On other matters, Senate Majority Leader Dean Skelos this afternoon stated the obvious: that important parts of the budget are still under negotiation, including education policy and spending matters and a breakdown for spending a $5 billion surplus driven by unexpected legal settlements by the state over the past year with several financial institutions.
A source with knowledge of the talks said the true school aid increase – without add-ons outside the normal funding formula – will be closer to $1.4 billion. About $1.1 billion of that will be split between reducing the Gap Elimination Adjustment, which favors more suburban districts, and Foundation Aid, which favors lower-income and urban districts.
Skelos also defended a tax break that will be in the new budget for buyers of yachts and private planes. “The justification for that is it creates jobs,’’ he said.
Mike Murphy, a spokesman for the Senate Democrats, noted that the yacht and plane tax breaks come as Cuomo and lawmakers who run the majorities in the two houses were unable to agree on a minimum wage hike or a property relief package. “It seems like the yacht and airplane owner lobby is much more powerful than people thought,’’ he said.

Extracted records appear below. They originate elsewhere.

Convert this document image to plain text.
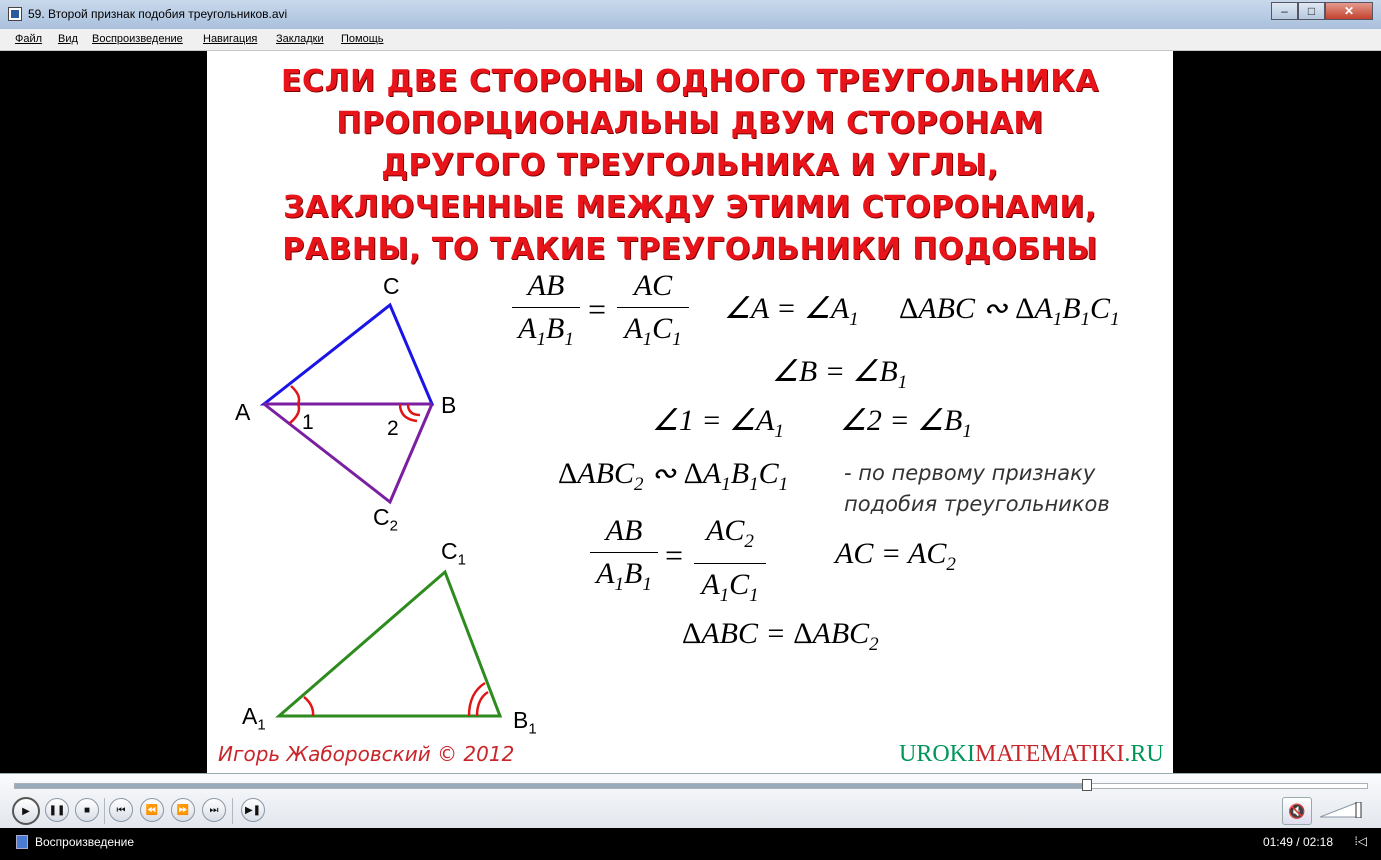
59. Второй признак подобия треугольников.avi	‒	□	✕
Файл Вид Воспроизведение Навигация Закладки Помощь
ЕСЛИ ДВЕ СТОРОНЫ ОДНОГО ТРЕУГОЛЬНИКА
ПРОПОРЦИОНАЛЬНЫ ДВУМ СТОРОНАМ
ДРУГОГО ТРЕУГОЛЬНИКА И УГЛЫ,
ЗАКЛЮЧЕННЫЕ МЕЖДУ ЭТИМИ СТОРОНАМИ,
РАВНЫ, ТО ТАКИЕ ТРЕУГОЛЬНИКИ ПОДОБНЫ
C
A	B
1	2
$C_2$
$C_1$
$A_1$	$B_1$
AB
$A_1B_1$
=
AC
$A_1C_1$
∠A = $\angle A_1$ ΔABC ∾ $\Delta A_1B_1C_1$
∠B = $\angle B_1$
∠1 = $\angle A_1$ ∠2 = $\angle B_1$
$\Delta ABC_2$ ∾ $\Delta A_1B_1C_1$	- по первому признаку
подобия треугольников
AB
$A_1B_1$
=
$AC_2$
$A_1C_1$
AC = $AC_2$
$\Delta ABC = \Delta ABC_2$
Игорь Жаборовский © 2012	UROKIMATEMATIKI.RU
▶ ❚❚ ■	⏮ ⏪ ⏩ ⏭	▶❚	🔇
Воспроизведение	01:49 / 02:18 ⁞◁
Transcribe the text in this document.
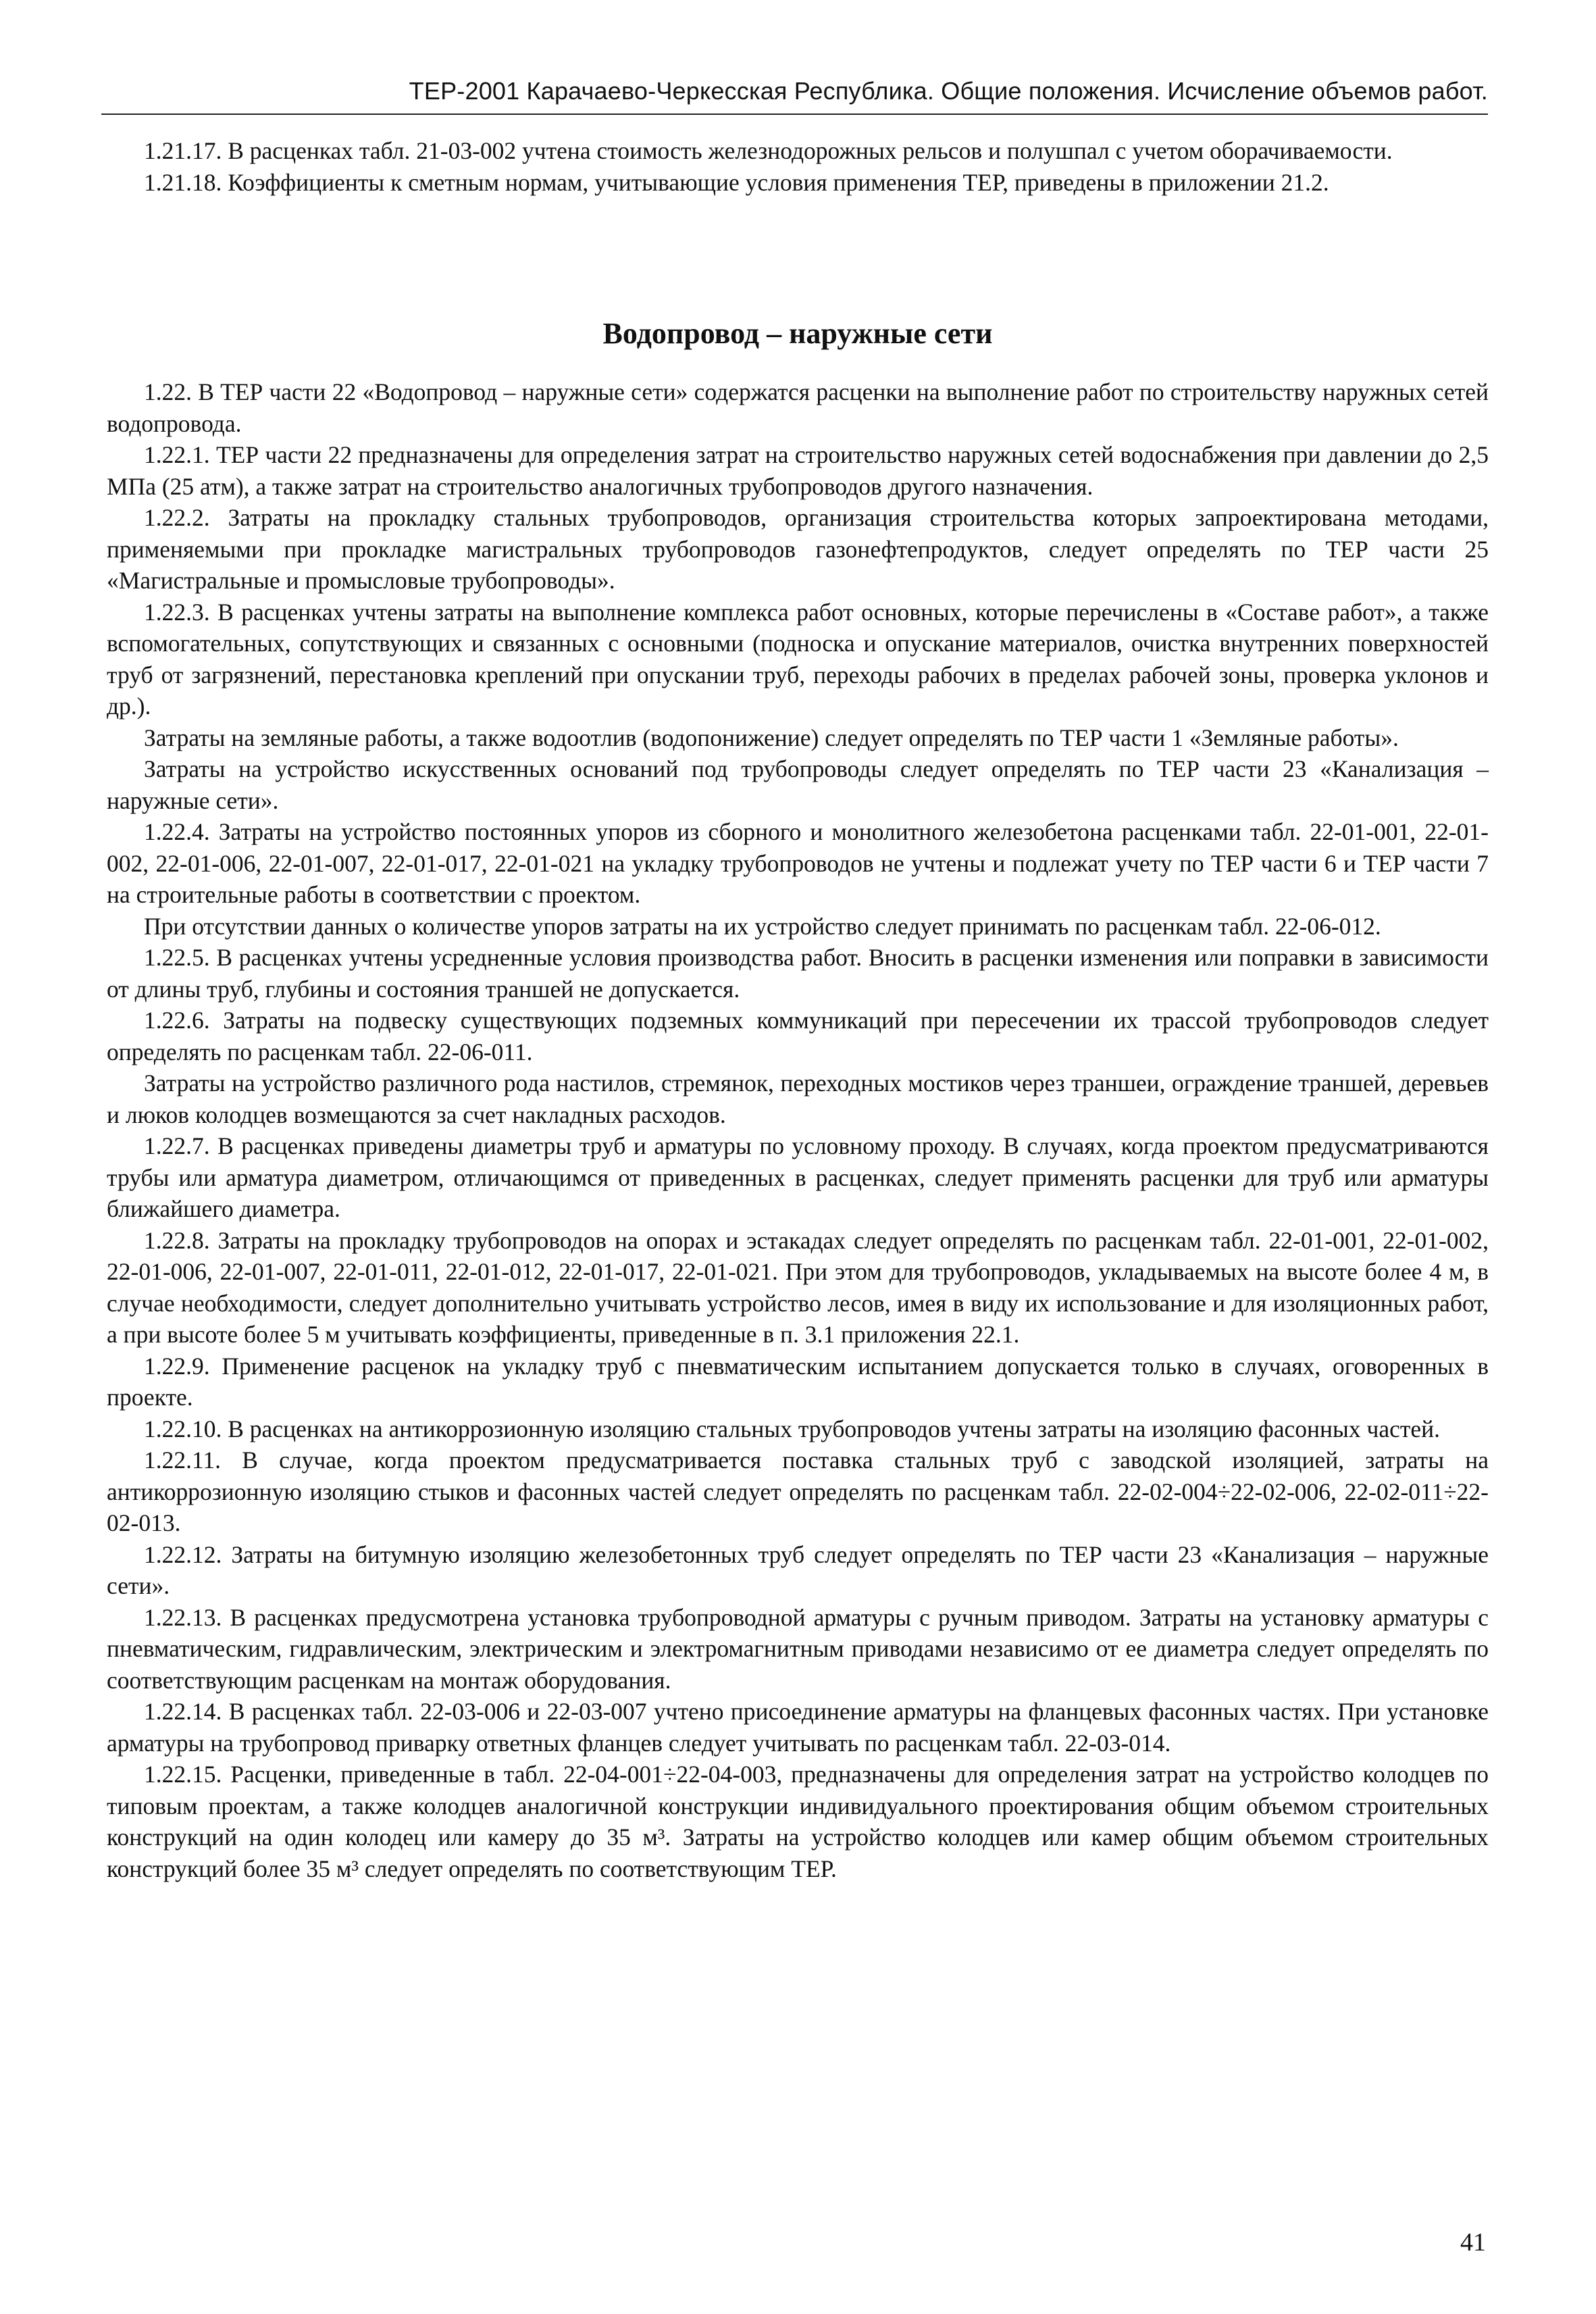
ТЕР-2001 Карачаево-Черкесская Республика. Общие положения. Исчисление объемов работ.

1.21.17. В расценках табл. 21-03-002 учтена стоимость железнодорожных рельсов и полушпал с учетом оборачиваемости.

1.21.18. Коэффициенты к сметным нормам, учитывающие условия применения ТЕР, приведены в приложении 21.2.

Водопровод – наружные сети

1.22. В ТЕР части 22 «Водопровод – наружные сети» содержатся расценки на выполнение работ по строительству наружных сетей водопровода.

1.22.1. ТЕР части 22 предназначены для определения затрат на строительство наружных сетей водоснабжения при давлении до 2,5 МПа (25 атм), а также затрат на строительство аналогичных трубопроводов другого назначения.

1.22.2. Затраты на прокладку стальных трубопроводов, организация строительства которых запроектирована методами, применяемыми при прокладке магистральных трубопроводов газонефтепродуктов, следует определять по ТЕР части 25 «Магистральные и промысловые трубопроводы».

1.22.3. В расценках учтены затраты на выполнение комплекса работ основных, которые перечислены в «Составе работ», а также вспомогательных, сопутствующих и связанных с основными (подноска и опускание материалов, очистка внутренних поверхностей труб от загрязнений, перестановка креплений при опускании труб, переходы рабочих в пределах рабочей зоны, проверка уклонов и др.).

Затраты на земляные работы, а также водоотлив (водопонижение) следует определять по ТЕР части 1 «Земляные работы».

Затраты на устройство искусственных оснований под трубопроводы следует определять по ТЕР части 23 «Канализация – наружные сети».

1.22.4. Затраты на устройство постоянных упоров из сборного и монолитного железобетона расценками табл. 22-01-001, 22-01-002, 22-01-006, 22-01-007, 22-01-017, 22-01-021 на укладку трубопроводов не учтены и подлежат учету по ТЕР части 6 и ТЕР части 7 на строительные работы в соответствии с проектом.

При отсутствии данных о количестве упоров затраты на их устройство следует принимать по расценкам табл. 22-06-012.

1.22.5. В расценках учтены усредненные условия производства работ. Вносить в расценки изменения или поправки в зависимости от длины труб, глубины и состояния траншей не допускается.

1.22.6. Затраты на подвеску существующих подземных коммуникаций при пересечении их трассой трубопроводов следует определять по расценкам табл. 22-06-011.

Затраты на устройство различного рода настилов, стремянок, переходных мостиков через траншеи, ограждение траншей, деревьев и люков колодцев возмещаются за счет накладных расходов.

1.22.7. В расценках приведены диаметры труб и арматуры по условному проходу. В случаях, когда проектом предусматриваются трубы или арматура диаметром, отличающимся от приведенных в расценках, следует применять расценки для труб или арматуры ближайшего диаметра.

1.22.8. Затраты на прокладку трубопроводов на опорах и эстакадах следует определять по расценкам табл. 22-01-001, 22-01-002, 22-01-006, 22-01-007, 22-01-011, 22-01-012, 22-01-017, 22-01-021. При этом для трубопроводов, укладываемых на высоте более 4 м, в случае необходимости, следует дополнительно учитывать устройство лесов, имея в виду их использование и для изоляционных работ, а при высоте более 5 м учитывать коэффициенты, приведенные в п. 3.1 приложения 22.1.

1.22.9. Применение расценок на укладку труб с пневматическим испытанием допускается только в случаях, оговоренных в проекте.

1.22.10. В расценках на антикоррозионную изоляцию стальных трубопроводов учтены затраты на изоляцию фасонных частей.

1.22.11. В случае, когда проектом предусматривается поставка стальных труб с заводской изоляцией, затраты на антикоррозионную изоляцию стыков и фасонных частей следует определять по расценкам табл. 22-02-004÷22-02-006, 22-02-011÷22-02-013.

1.22.12. Затраты на битумную изоляцию железобетонных труб следует определять по ТЕР части 23 «Канализация – наружные сети».

1.22.13. В расценках предусмотрена установка трубопроводной арматуры с ручным приводом. Затраты на установку арматуры с пневматическим, гидравлическим, электрическим и электромагнитным приводами независимо от ее диаметра следует определять по соответствующим расценкам на монтаж оборудования.

1.22.14. В расценках табл. 22-03-006 и 22-03-007 учтено присоединение арматуры на фланцевых фасонных частях. При установке арматуры на трубопровод приварку ответных фланцев следует учитывать по расценкам табл. 22-03-014.

1.22.15. Расценки, приведенные в табл. 22-04-001÷22-04-003, предназначены для определения затрат на устройство колодцев по типовым проектам, а также колодцев аналогичной конструкции индивидуального проектирования общим объемом строительных конструкций на один колодец или камеру до 35 м³. Затраты на устройство колодцев или камер общим объемом строительных конструкций более 35 м³ следует определять по соответствующим ТЕР.

41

The budget also will include various ethics law changes aimed mostly at legislators, including a swipe card system to be used to verify when lawmakers are in Albany and eligible for per diem payments. The toughest piece to negotiate was a provision requiring more disclosure of outside income by lawmakers who have private law practice work.
Watered down from what Cuomo originally wanted, the new deal calls for the disclosure of law client names, except in criminal and matrimonial cases or in instances where the state’s Office of Court Administration agrees with a lawmaker that release of a client’s name could especially harm lawyer-client confidentiality rules.